Он подвинул стул, гибким движением сел напротив Константина, уже не обращая внимания на выходившего из комнаты хмуро-замкнутого Куняева, подождал, пока затихли шаги за дверью. И потом с той же предупредительностью, с какой тряс, знакомясь, руку Константина, заговорил мягко:

— Надеюсь, вы не подумаете ничего плохого, если я буду с вами доверителен, Константин Владимирович. Пусть вас не огорчает эта пресловутая графа. В отделе кадров без бюрократизма, как говорится, не обойтись. Ну, осужден ваш родственник через девять месяцев следствия. Ну, вы запоздали сообщить. Это ясно. Тем более он не ваш отец, только родственник. Простите… Вы, наверно, удивляетесь: «Кто это со мной говорит?»

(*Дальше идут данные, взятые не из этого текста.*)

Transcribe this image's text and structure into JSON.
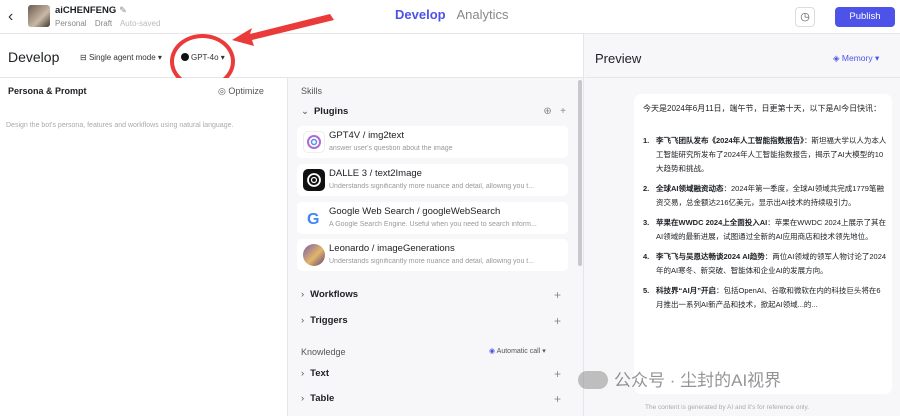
{
  "header": {
    "bot_name": "aiCHENFENG",
    "edit_glyph": "✎",
    "scope": "Personal",
    "status": "Draft",
    "autosave": "Auto-saved",
    "tabs": [
      {
        "label": "Develop",
        "active": true
      },
      {
        "label": "Analytics",
        "active": false
      }
    ],
    "publish_label": "Publish",
    "history_icon": "history-icon",
    "accent_color": "#4d53e8"
  },
  "develop": {
    "title": "Develop",
    "agent_mode": "Single agent mode ▾",
    "model": "GPT-4o ▾",
    "persona_title": "Persona & Prompt",
    "optimize_label": "Optimize",
    "persona_placeholder": "Design the bot's persona, features and workflows using natural language."
  },
  "skills": {
    "title": "Skills",
    "plugins_label": "Plugins",
    "plugins": [
      {
        "name": "GPT4V / img2text",
        "desc": "answer user's question about the image",
        "icon": "openai-icon"
      },
      {
        "name": "DALLE 3 / text2Image",
        "desc": "Understands significantly more nuance and detail, allowing you t...",
        "icon": "openai-dark-icon"
      },
      {
        "name": "Google Web Search / googleWebSearch",
        "desc": "A Google Search Engine. Useful when you need to search inform...",
        "icon": "google-icon"
      },
      {
        "name": "Leonardo / imageGenerations",
        "desc": "Understands significantly more nuance and detail, allowing you t...",
        "icon": "leonardo-icon"
      }
    ],
    "workflows_label": "Workflows",
    "triggers_label": "Triggers",
    "knowledge_label": "Knowledge",
    "auto_call": "Automatic call ▾",
    "text_label": "Text",
    "table_label": "Table"
  },
  "preview": {
    "title": "Preview",
    "memory_label": "Memory ▾",
    "intro": "今天是2024年6月11日，端午节，日更第十天，以下是AI今日快讯：",
    "news": [
      {
        "num": "1.",
        "title": "李飞飞团队发布《2024年人工智能指数报告》",
        "body": "：斯坦福大学以人为本人工智能研究所发布了2024年人工智能指数报告，揭示了AI大模型的10大趋势和挑战。"
      },
      {
        "num": "2.",
        "title": "全球AI领域融资动态",
        "body": "：2024年第一季度，全球AI领域共完成1779笔融资交易，总金额达216亿美元，显示出AI技术的持续吸引力。"
      },
      {
        "num": "3.",
        "title": "苹果在WWDC 2024上全面投入AI",
        "body": "：苹果在WWDC 2024上展示了其在AI领域的最新进展，试图通过全新的AI应用商店和技术领先地位。"
      },
      {
        "num": "4.",
        "title": "李飞飞与吴恩达畅谈2024 AI趋势",
        "body": "：两位AI领域的领军人物讨论了2024年的AI寒冬、新突破、智能体和企业AI的发展方向。"
      },
      {
        "num": "5.",
        "title": "科技界“AI月”开启",
        "body": "：包括OpenAI、谷歌和微软在内的科技巨头将在6月推出一系列AI新产品和技术，掀起AI领域...的..."
      }
    ],
    "disclaimer": "The content is generated by AI and it's for reference only."
  },
  "watermark": "公众号 · 尘封的AI视界"
}
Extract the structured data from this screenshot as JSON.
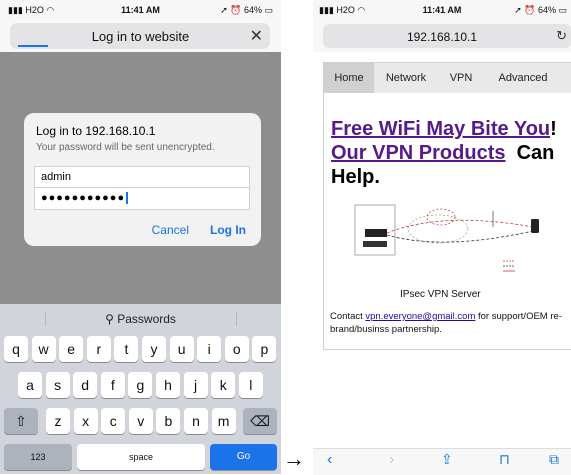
{
  "left_phone": {
    "status": {
      "carrier": "H2O",
      "time": "11:41 AM",
      "battery": "64%"
    },
    "nav": {
      "title": "Log in to website",
      "close": "✕"
    },
    "dialog": {
      "title": "Log in to 192.168.10.1",
      "subtitle": "Your password will be sent unencrypted.",
      "username": "admin",
      "password": "●●●●●●●●●●●",
      "cancel": "Cancel",
      "login": "Log In"
    },
    "keyboard": {
      "suggestion": "Passwords",
      "row1": [
        "q",
        "w",
        "e",
        "r",
        "t",
        "y",
        "u",
        "i",
        "o",
        "p"
      ],
      "row2": [
        "a",
        "s",
        "d",
        "f",
        "g",
        "h",
        "j",
        "k",
        "l"
      ],
      "row3": [
        "z",
        "x",
        "c",
        "v",
        "b",
        "n",
        "m"
      ],
      "numbers": "123",
      "space": "space",
      "go": "Go"
    }
  },
  "arrow": "→",
  "right_phone": {
    "status": {
      "carrier": "H2O",
      "time": "11:41 AM",
      "battery": "64%"
    },
    "url": "192.168.10.1",
    "tabs": [
      "Home",
      "Network",
      "VPN",
      "Advanced"
    ],
    "headline": {
      "link1": "Free WiFi May Bite You",
      "excl": "!",
      "link2": "Our VPN Products",
      "rest1": "Can",
      "rest2": "Help."
    },
    "caption": "IPsec VPN Server",
    "contact": {
      "prefix": "Contact ",
      "email": "vpn.everyone@gmail.com",
      "suffix": " for support/OEM re-brand/businss partnership."
    },
    "colors": {
      "accent": "#1a73e8",
      "link": "#551a8b"
    }
  }
}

Молодой человек ловко извлек из внутреннего кармана удостоверение, показал его Константину.

— Чтоб не было недоразумения, представлюсь. Моя фамилия Соловьев. Я инспектор по отделам кадров. Меня интересует, Константин Владимирович, вот что. Вы служили в разведке во время войны?

— Да. Это записано в анкете.

— Ради бога, забудем про анкету. Передо мной вы, живой человек, анкета — это бумага, так сказать. — Соловьев с извиняющейся полуулыбкой кончиком пальцев прикоснулся к стаканчику, наполненному отточенными карандашами. — Вы всю войну служили в разведке? Именно в разведке?

— Да.

— И, судя по вашим наградам, вы были хорошим и, так сказать, смелым разведчиком, отлично выполняющим задания командования. Вы, наверное, не раз приносили полезные данные, различные сведения о противнике. Я вижу, вы любили свое дело, правда ведь?

— Разведчиком я стал случайно. Как многие на войне стали случайно артиллеристами, пехотинцами, штабистами и прочими.

Соловьев, улыбаясь, ласково перебил его:

— Я понимаю. Но я говорю о результате. Вы же на войне не меняли свою профессию? Значит, она вам нравилась? Константин Владимирович, сколько у вас наград?

— Шесть. Я уже сказал об этом товарищу Куняеву. В анкете — точно.

— Ради бога! — несильным своим: голосом и предупредительно воскликнул Соловьев. — Вы опять об анкете. Я хочу говорить о жизни, а вы об анкете! — Он даже оттопырил розовую губу. — Я вас не утомил? Мне кажется, вы чересчур скромничаете, Константин Владимирович. Мне почему-то кажется, что у вас больше наград, — какое-то интуитивное, понимаете ли, чувство. Ведь почти каждый офицер-разведчик награждается или холодным оружием, или же… огнестрельным. Я тоже немного воевал, не так, как вы, конечно, но знаком… Приходилось… встречаться и с офицерами разведки.